Photo Gallery
		Troopships - HMT 
      Empire  Windrush
      
      
		
      Empire Windrush, 1950s.
      Accession Number: KO2457/36
      
      Empire Windrush
      Built by Blohm & Voss in Hamburg, Germany, and launched on 4th December 
      1930.  Named 'Monte Rosa' she was used for cruises and carried many 
      German Nazi Party members in the 1930s.  During the Second World War 
      the ship was used as a barracks ship at Stettin and then as a troopship 
      for the invasion of Norway in April 1940.  She was later used as an 
      accommodation and recreational ship attached to the battleship Tirpitz 
      stationed in Norway.  By 1945 she was in the Baltic, being used as a 
      refugee evacuation ship rescuing Germans trapped in East Prussia by the 
      advance of the Soviet Red Army. 
      
      In May 1945 she was captured by the British forces at Kiel and was taken 
      as a war prize.  The British converted her to a troopship and renamed 
      HMT Empire Windrush in January 1947.  She was used on the 
      Southampton-Gibraltar-Suez-Aden-Colombo-Singapore-Hong Kong route, with 
      voyages extended to Japan after the start of the Korean War. 
      
      The ship was famous as it carried the first large group of West Indian 
      immigrants to the UK after the Second World War, docking in Tilbury Port 
      in June 1948.
      HMT Empire Windrush set off from Japan for her final voyage in February 
      1954, with about 1500 soldiers returning to the UK from the Korean War.  

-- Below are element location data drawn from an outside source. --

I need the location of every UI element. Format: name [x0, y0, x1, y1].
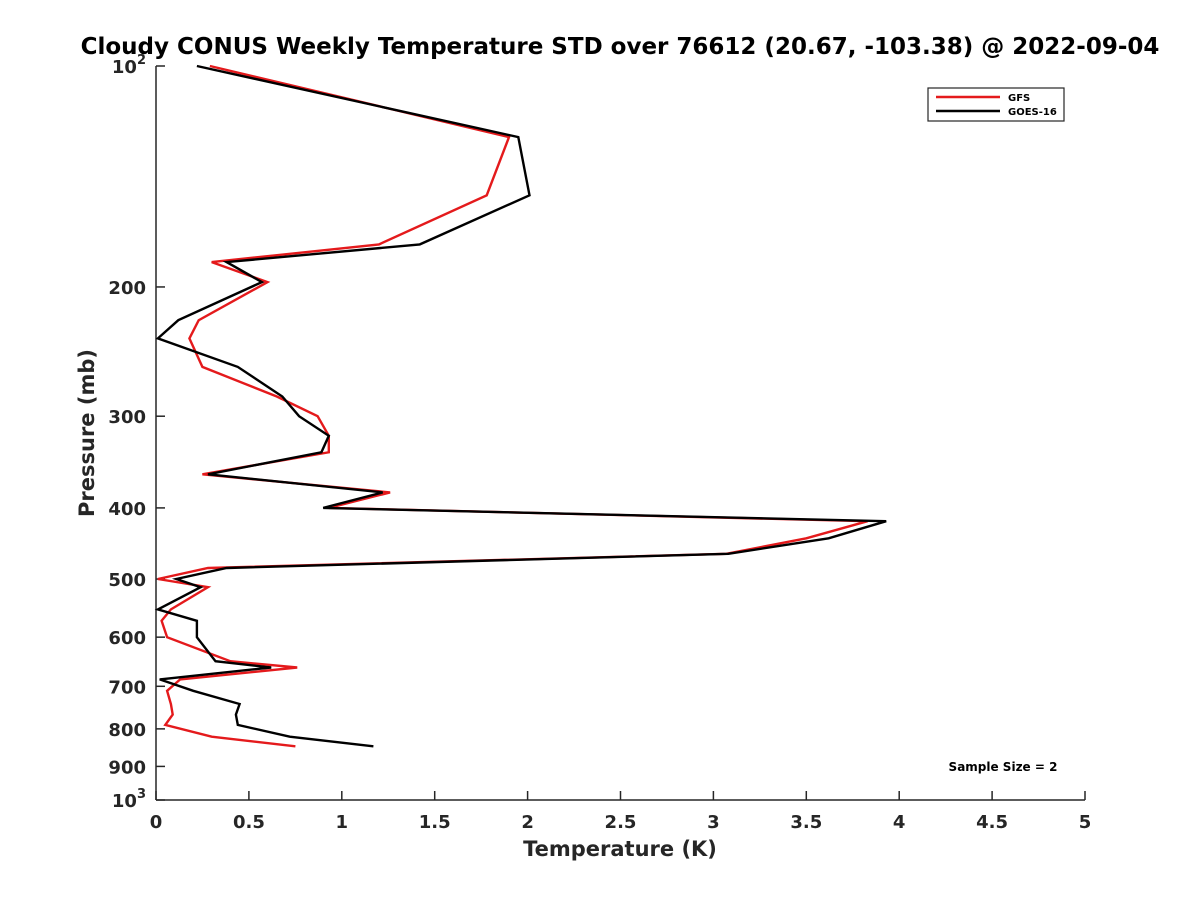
- chart-title: Cloudy CONUS Weekly Temperature STD over…: [81, 34, 1160, 60]
- y-tick-label: 600: [108, 628, 146, 649]
- y-tick-label: 500: [108, 570, 146, 591]
- x-tick-label: 2.5: [605, 812, 637, 833]
- series-layer: [154, 64, 887, 748]
- x-tick-label: 3: [707, 812, 720, 833]
- y-tick-label: 102: [112, 53, 146, 78]
- x-tick-label: 0: [150, 812, 163, 833]
- y-tick-label: 900: [108, 757, 146, 778]
- y-tick-label: 800: [108, 720, 146, 741]
- x-axis-label: Temperature (K): [523, 837, 717, 861]
- legend-box: [927, 87, 1065, 122]
- x-tick-label: 3.5: [790, 812, 822, 833]
- y-tick-label: 400: [108, 499, 146, 520]
- y-tick-label: 200: [108, 278, 146, 299]
- legend: GFS GOES-16: [927, 87, 1065, 122]
- x-tick-label: 1: [336, 812, 349, 833]
- series-line-goes-16: [154, 64, 887, 748]
- x-axis-ticks: 0 0.5 1 1.5 2 2.5 3 3.5 4 4.5 5: [150, 791, 1092, 833]
- y-tick-label: 300: [108, 407, 146, 428]
- sample-size-annotation: Sample Size = 2: [949, 760, 1058, 774]
- x-tick-label: 2: [521, 812, 534, 833]
- x-tick-label: 0.5: [233, 812, 265, 833]
- x-tick-label: 5: [1079, 812, 1092, 833]
- y-tick-label: 700: [108, 677, 146, 698]
- y-axis-ticks: 102 200 300 400 500 600 700 800 900 103: [108, 53, 165, 812]
- y-axis-label: Pressure (mb): [75, 349, 99, 517]
- x-tick-label: 4: [893, 812, 906, 833]
- y-tick-label: 103: [112, 787, 146, 812]
- legend-label: GOES-16: [1008, 107, 1057, 118]
- legend-label: GFS: [1008, 93, 1030, 104]
- x-tick-label: 4.5: [976, 812, 1008, 833]
- x-tick-label: 1.5: [419, 812, 451, 833]
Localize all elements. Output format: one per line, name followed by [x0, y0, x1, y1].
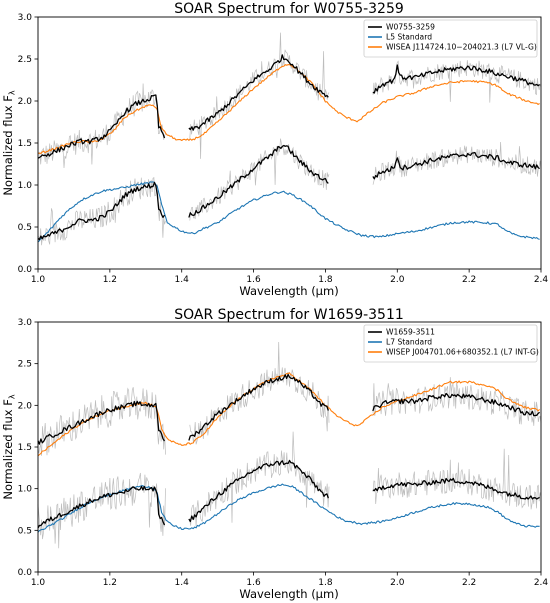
x-axis-ticks: 1.0 1.2 1.4 1.6 1.8 2.0 2.2 2.4: [31, 572, 549, 588]
legend-entry-2: WISEA J114724.10−204021.3 (L7 VL-G): [386, 43, 537, 52]
chart-panel-top: SOAR Spectrum for W0755-3259 1.0 1.2 1.4 1.…: [1, 1, 548, 298]
series-line-standard-lower: [37, 483, 540, 533]
legend: W1659-3511 L7 Standard WISEP J004701.06+…: [363, 324, 539, 363]
x-tick-label: 2.2: [462, 578, 476, 588]
series-line-comparison-upper: [37, 64, 540, 154]
legend-entry-0: W1659-3511: [386, 328, 435, 337]
chart-title: SOAR Spectrum for W0755-3259: [174, 1, 404, 17]
x-tick-label: 2.0: [390, 578, 405, 588]
x-tick-label: 1.4: [175, 578, 190, 588]
x-tick-label: 1.4: [175, 275, 190, 285]
legend-box: [363, 19, 538, 58]
series-line-target-upper: [37, 54, 541, 159]
legend-entry-0: W0755-3259: [386, 23, 435, 32]
x-tick-label: 1.0: [31, 578, 46, 588]
series-line-standard-lower: [37, 181, 540, 243]
series-lines: [37, 54, 541, 243]
series-lines: [37, 372, 541, 533]
y-tick-label: 1.5: [18, 139, 32, 149]
x-tick-label: 1.2: [103, 578, 117, 588]
y-axis-label: Normalized flux Fλ: [1, 90, 17, 195]
y-tick-label: 2.0: [18, 97, 33, 107]
x-axis-ticks: 1.0 1.2 1.4 1.6 1.8 2.0 2.2 2.4: [31, 269, 549, 285]
y-axis-label: Normalized flux Fλ: [1, 394, 17, 499]
y-axis-ticks: 0.0 0.5 1.0 1.5 2.0 2.5 3.0: [18, 318, 38, 578]
x-tick-label: 2.2: [462, 275, 476, 285]
x-tick-label: 2.0: [390, 275, 405, 285]
y-tick-label: 2.5: [18, 360, 32, 370]
y-tick-label: 1.0: [18, 181, 33, 191]
y-tick-label: 3.0: [18, 318, 33, 328]
legend: W0755-3259 L5 Standard WISEA J114724.10−…: [363, 19, 538, 58]
legend-entry-2: WISEP J004701.06+680352.1 (L7 INT-G): [386, 348, 539, 357]
x-tick-label: 2.4: [534, 275, 549, 285]
raw-noise-trace: [37, 138, 542, 246]
x-tick-label: 1.8: [318, 578, 333, 588]
y-tick-label: 2.0: [18, 401, 33, 411]
x-tick-label: 1.2: [103, 275, 117, 285]
y-tick-label: 0.0: [18, 265, 33, 275]
series-line-comparison-upper: [37, 372, 540, 457]
series-line-target-lower: [37, 459, 540, 529]
y-tick-label: 1.5: [18, 443, 32, 453]
x-tick-label: 1.0: [31, 275, 46, 285]
legend-entry-1: L5 Standard: [386, 33, 432, 42]
raw-noise-trace: [37, 431, 542, 549]
y-axis-ticks: 0.0 0.5 1.0 1.5 2.0 2.5 3.0: [18, 13, 38, 275]
legend-box: [363, 324, 538, 363]
x-axis-label: Wavelength (μm): [239, 587, 338, 601]
series-line-target-upper: [37, 373, 541, 445]
y-tick-label: 0.5: [18, 526, 32, 536]
x-tick-label: 1.8: [318, 275, 333, 285]
x-tick-label: 1.6: [246, 275, 261, 285]
y-tick-label: 0.0: [18, 568, 33, 578]
chart-title: SOAR Spectrum for W1659-3511: [174, 307, 404, 323]
y-tick-label: 1.0: [18, 485, 33, 495]
y-tick-label: 3.0: [18, 13, 33, 23]
y-tick-label: 0.5: [18, 223, 32, 233]
series-line-target-lower: [37, 144, 540, 241]
x-tick-label: 2.4: [534, 578, 549, 588]
x-axis-label: Wavelength (μm): [239, 284, 338, 298]
x-tick-label: 1.6: [246, 578, 261, 588]
chart-panel-bottom: SOAR Spectrum for W1659-3511 1.0 1.2 1.4 1.…: [1, 307, 548, 601]
y-tick-label: 2.5: [18, 55, 32, 65]
legend-entry-1: L7 Standard: [386, 338, 432, 347]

      The voyage was plagued with engine breakdowns and other defects, after ten 
      weeks the ship arrived in Port Said.  The ship embarked on the last 
      leg home, but about 55 miles north west of Algiers an engine fire followed 
      by an explosion, which killed four members of the crew, resulted in the 
      evacuation of the ship.  Empire Windrush was taken in tow, but in 
      worsening weather she sank on 30th March 1954.